La fonction publique territoriale – quelque 1,9 million d’agents employés par plus de 40 000 collectivités – accusait un retard criant en matière de couverture sociale. Plus de la moitié des agents n’avaient jusqu’alors aucun contrat de prévoyance, les laissant vulnérables en cas de longue maladie ou d’invalidité.
Ce décalage entre les risques réels (pénibilité des métiers, conditions de travail parfois éprouvantes) et la protection existante soulignait une profonde inégalité. Jusqu’ici, la participation des collectivités à la PSC était purement facultative, d’où des disparités extrêmes d’un territoire à l’autre. En l’absence de prévoyance, un agent pouvait perdre jusqu’à 50 % de son traitement après trois mois d’arrêt.
Un accord « historique »
Le 11 juillet 2023, pour la première fois dans la fonction publique territoriale, un accord collectif national a été signé entre les employeurs et les organisations syndicales représentatives. Il s’inscrit dans le prolongement de l’ordonnance de 2021 qui autorise les accords collectifs dans la fonction publique locale, hors intervention de l’État.
L’accord prévoit :
- La généralisation des contrats collectifs à adhésion obligatoire pour la prévoyance ;
- Une participation minimale de 50 % de l’employeur ;
- Le maintien de 90 % du revenu net en cas d’arrêt de travail prolongé ;
- L’instauration de dispositifs de pilotage local et national pour garantir équité et transparence.
Côté syndicats, la CGT a signé le texte en soulignant une avancée sociale importante, tout en insistant sur la nécessité de garantir une mutualisation la plus large possible et une vraie solidarité entre agents, quelles que soient leurs fonctions ou leur employeur.
Loi en cours : l’accord ne suffit pas
Problème, pour être pleinement applicable, l’accord doit être inscrit dans la loi. Or, dans l’attente de cette traduction législative, de nombreuses collectivités ont suspendu toute démarche.
Une proposition de loi transpartisane portée par la sénatrice MoDem Isabelle Florennes a donc été déposée. Elle vise à donner force légale à l’accord, en reprenant ses dispositions principales dans les trois premiers articles : contrats collectifs obligatoires, participation minimale de 50 %, encadrement national des pratiques. Le texte a été adopté au Sénat mais doit encore suivre son parcours parlementaire à l’Assemblée.
Si l’ordonnance de 2021 fixe déjà une obligation de participation des employeurs à la PSC prévoyance au 1er janvier 2025, le calendrier de mise en œuvre complète pourrait s’étaler jusqu’en 2028 ou 2029, pour laisser aux collectivités le temps de s’adapter.
Une avancée à consolider politiquement
La CGT, si elle salue l’accord, reste critique sur plusieurs points. Elle exige une adhésion obligatoire pour tous les agents, à l’image de ce qui a été obtenu dans certains ministères. Elle conteste les conventions de participation facultatives, estimant qu’elles ne garantissent pas une mutualisation suffisante, et demande une participation employeur plus élevée. Enfin, elle plaide pour intégrer la garantie de revenu dans le régime statutaire plutôt que de la déléguer à des opérateurs privés.
Elle a d’ailleurs refusé de signer plusieurs avenants au niveau interministériel, dénonçant un manque de loyauté du gouvernement dans les négociations et une logique de segmentation contraire à l’esprit de solidarité.
Derrière le débat technique, la réforme de la PSC touche à des questions fondamentales telles que le rôle social de la fonction publique, la solidarité entre agents, le lien entre protection sociale et conditions de travail.

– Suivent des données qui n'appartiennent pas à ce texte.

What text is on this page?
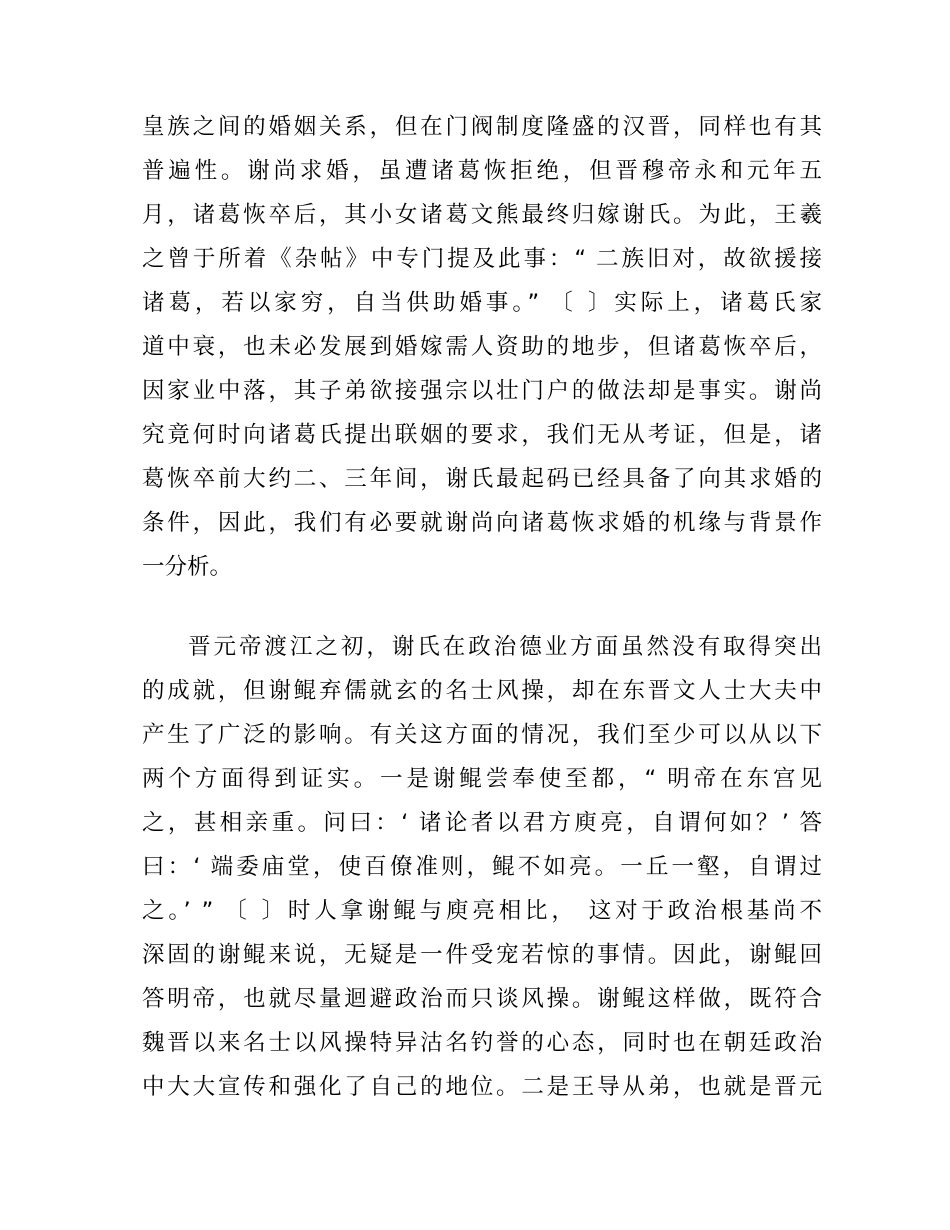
皇族之间的婚姻关系，但在门阀制度隆盛的汉晋，同样也有其
普遍性。谢尚求婚，虽遭诸葛恢拒绝，但晋穆帝永和元年五
月，诸葛恢卒后，其小女诸葛文熊最终归嫁谢氏。为此，王羲
之曾于所着《杂帖》中专门提及此事：“ 二族旧对，故欲援接
诸葛，若以家穷，自当供助婚事。” 〔 〕实际上，诸葛氏家
道中衰，也未必发展到婚嫁需人资助的地步，但诸葛恢卒后，
因家业中落，其子弟欲接强宗以壮门户的做法却是事实。谢尚
究竟何时向诸葛氏提出联姻的要求，我们无从考证，但是，诸
葛恢卒前大约二、三年间，谢氏最起码已经具备了向其求婚的
条件，因此，我们有必要就谢尚向诸葛恢求婚的机缘与背景作
一分析。
晋元帝渡江之初，谢氏在政治德业方面虽然没有取得突出
的成就，但谢鲲弃儒就玄的名士风操，却在东晋文人士大夫中
产生了广泛的影响。有关这方面的情况，我们至少可以从以下
两个方面得到证实。一是谢鲲尝奉使至都，“ 明帝在东宫见
之，甚相亲重。问曰：‘ 诸论者以君方庾亮，自谓何如？’ 答
曰：‘ 端委庙堂，使百僚准则，鲲不如亮。一丘一壑，自谓过
之。’ ” 〔 〕时人拿谢鲲与庾亮相比， 这对于政治根基尚不
深固的谢鲲来说，无疑是一件受宠若惊的事情。因此，谢鲲回
答明帝，也就尽量迴避政治而只谈风操。谢鲲这样做，既符合
魏晋以来名士以风操特异沽名钓誉的心态，同时也在朝廷政治
中大大宣传和强化了自己的地位。二是王导从弟，也就是晋元
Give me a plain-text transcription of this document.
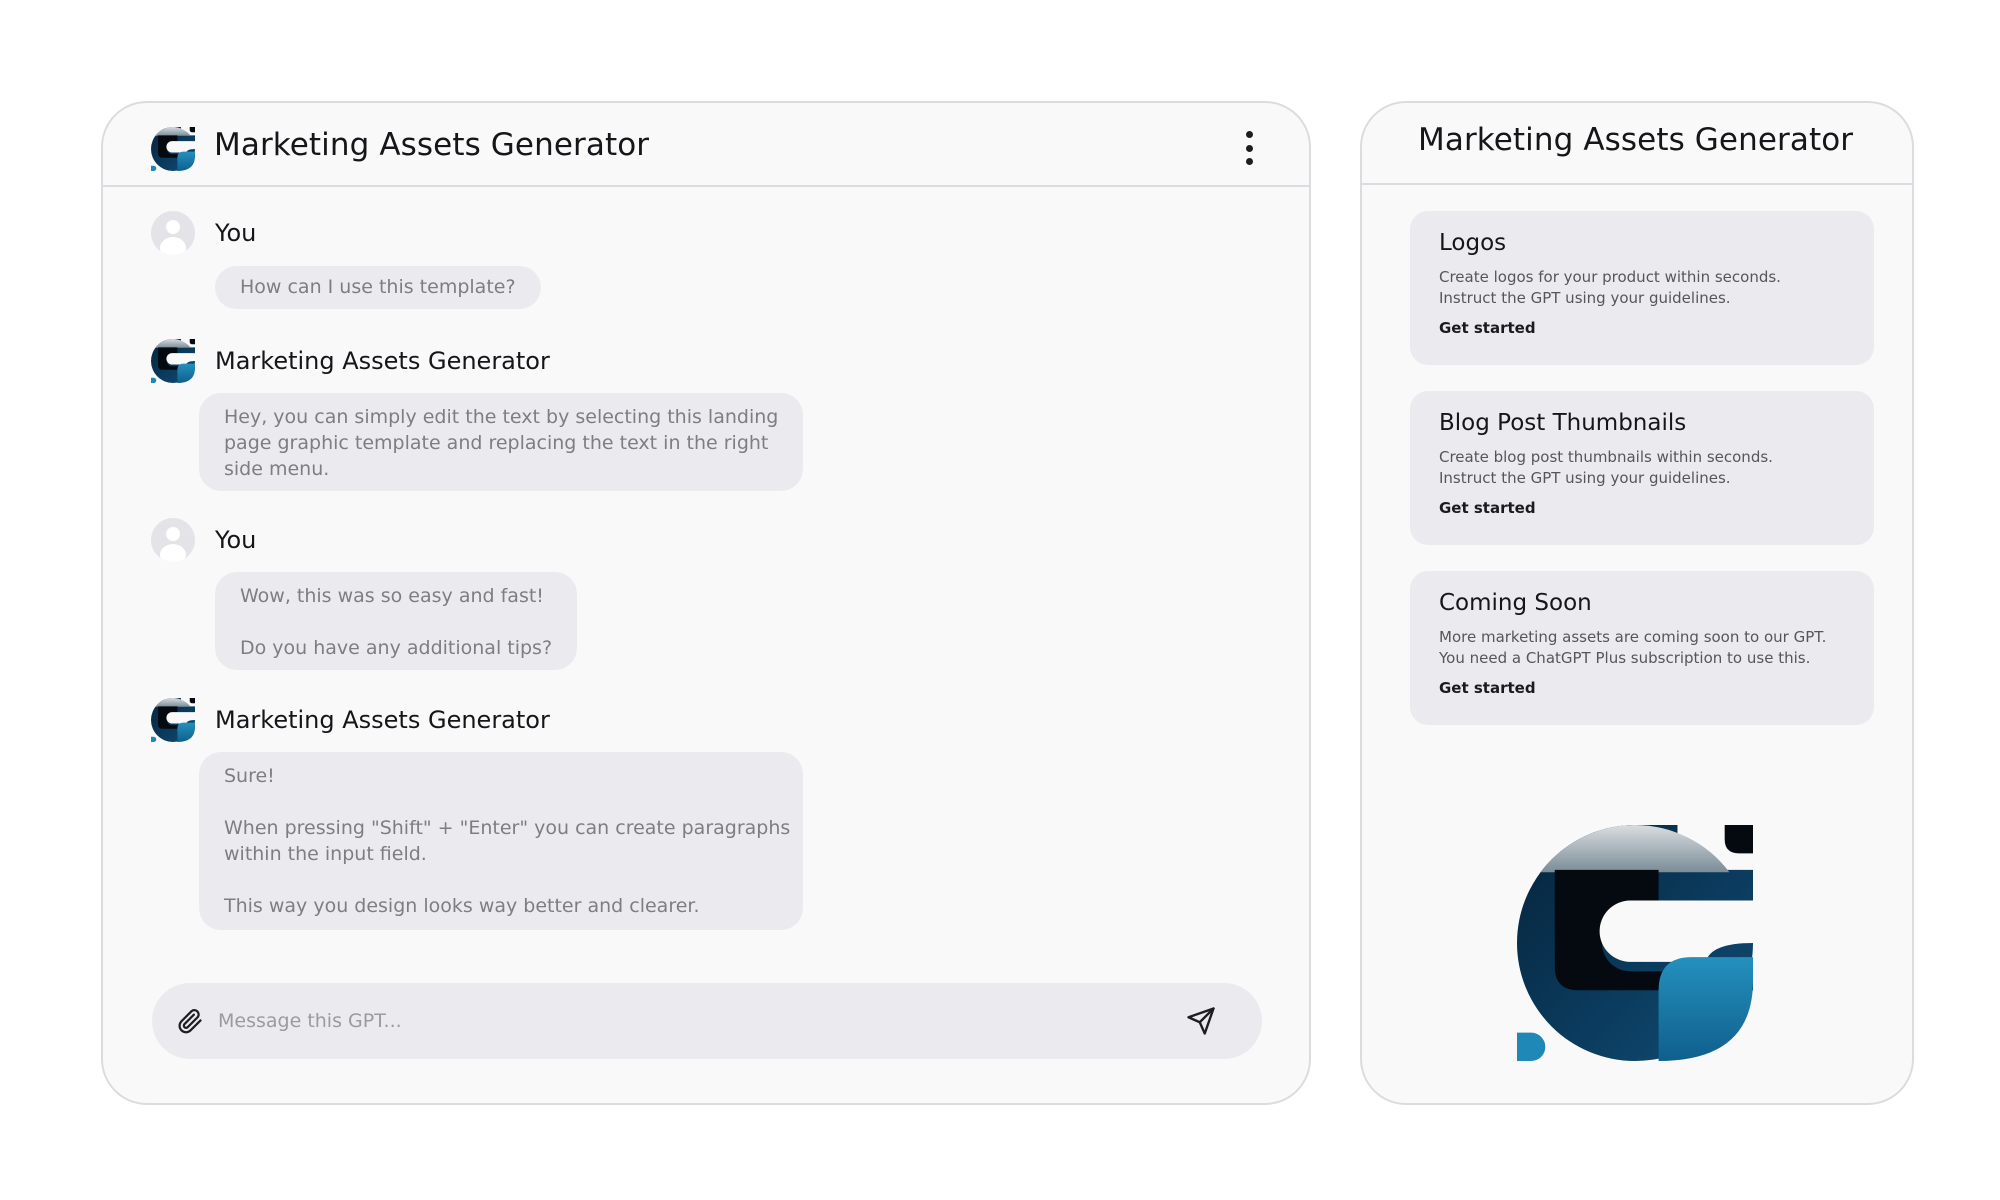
Marketing Assets Generator
You

How can I use this template?

Marketing Assets Generator

Hey, you can simply edit the text by selecting this landing

page graphic template and replacing the text in the right

side menu.

You

Wow, this was so easy and fast!

Do you have any additional tips?

Marketing Assets Generator

Sure!

When pressing "Shift" + "Enter" you can create paragraphs

within the input field.

This way you design looks way better and clearer.

Message this GPT...
Marketing Assets Generator
Logos

Create logos for your product within seconds.

Instruct the GPT using your guidelines.

Get started
Blog Post Thumbnails

Create blog post thumbnails within seconds.

Instruct the GPT using your guidelines.

Get started
Coming Soon

More marketing assets are coming soon to our GPT.

You need a ChatGPT Plus subscription to use this.

Get started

Alors que 64 % des collectivités déclarent des difficultés de recrutement, améliorer les droits sociaux des agents est un levier d’attractivité incontournable.
Mais la généralisation de la PSC pose aussi la question du modèle de protection sociale dans la fonction publique. Va-t-on vers un système à plusieurs vitesses, dépendant des arbitrages locaux ? Ou vers une véritable solidarité nationale, garantie par la loi et portée par l’État ?
Le texte doit encore être adopté par l’Assemblée nationale. En attendant, une FAQ nationale est disponible pour guider agents et employeurs. Mais la mobilisation syndicale reste indispensable pour que cette réforme ne reste pas un vœu pieux.